Well, one can argue if you are hoping that eventually the mining won't be at a loss any more, then overall it's not at a loss. And all coins start with mining at a loss, of course. It's obviously not sustainable long term. One problem with it happening because of a price collapse is that as the miners who can't take the loss drop out, difficulty will eventually drop. Before it does, the network will be very slow. Once it drops, though, then suddenly all that equipment that was shut off turns on, and blocks start coming too fast -- and then difficulty rises again. It seems to me it could yo-yo.

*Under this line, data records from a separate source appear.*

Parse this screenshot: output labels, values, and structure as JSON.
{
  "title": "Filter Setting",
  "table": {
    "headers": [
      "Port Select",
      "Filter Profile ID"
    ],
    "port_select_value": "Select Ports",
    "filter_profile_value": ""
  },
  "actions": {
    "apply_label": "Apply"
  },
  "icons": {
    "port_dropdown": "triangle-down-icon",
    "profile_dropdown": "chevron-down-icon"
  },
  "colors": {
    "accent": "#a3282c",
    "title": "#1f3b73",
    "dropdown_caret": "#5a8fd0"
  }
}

I suspect you do not understand the underlying fundamentals. It has already hit 11K/coin again and is currently at $10300 as I write this email. I personally use BTC as a store of value or savings account. I made the decision to start doing this in 2012 based just on the fundamentals of the technology. People will agree something has value if it is truly limited in supply. U$D not so much. BTC will only have ever created 21000000 coins. BTC can not be inflated. U$D not so much. Janet Yellen does not seem to understand why pumping $780B in the monetary system in 2008 has not resulted in Inflation. Simple really, 98% of that went to 0.05% of the population and they are sitting on it. They are not using it to higher more people or pay the ones currently working in there enterprises more U$D so they can improve there standard of living. My Aunt left my kid $5K that sat in a "collage savings account" at Chase bank between 2010 and late 2013. On 10-21-13 I took the $5001.38 and put 5100 into my Bitstamp account at ~U$D630 / coin. It is now worth > U$D81000! On March 12 2017 I put another U$D into BTC at ~U$D1200 / coin. By 3/25 BTC was down to U$D910/ coin. I just held it and that U$D30K is now worth >U$D250K! BTC can't be inflated. U$D, not so much. Where do you think is a better place to store you savings? U$D = mattress. As the BTC network of users and vendors increases the supply does so very slowly but will only do so until a total of 21M of them have been created and that is it. The demand will continue to go up. I suspect the one who wrote this post is now kicking him self for not #HOLDL !~). Just use it as your savings account. Kind of like Tape backup of your data. You can get it but it may take a few days. I have a friend who works at Kraken. He says they are registering up to 10K account / day! What it BitCoin? It is really the network of people using it. As all these people start to use BTC and place there limit sell orders at a given price because they have decided that is how much BTC they are willing to spend on something then when BTC hits that value it will sell. Meanwhile others will place there buy orders at some lower value and when it drops to that point it will back stop any big changes in value. This is what we saw shortly after it hit U$D11K / coin. With the now larger and quickly growing network of people using it, the value is going up and becoming more stable at the same time.
Start setting up your exchange account now. With all there people joining every day it could easily take over a week to get it tied to your fiat currency bank account. But once it is just treat it as your long term savings account and stash what ever savings you can as you can. In a few years you will have the ability to buy a house, even in SF if you start today.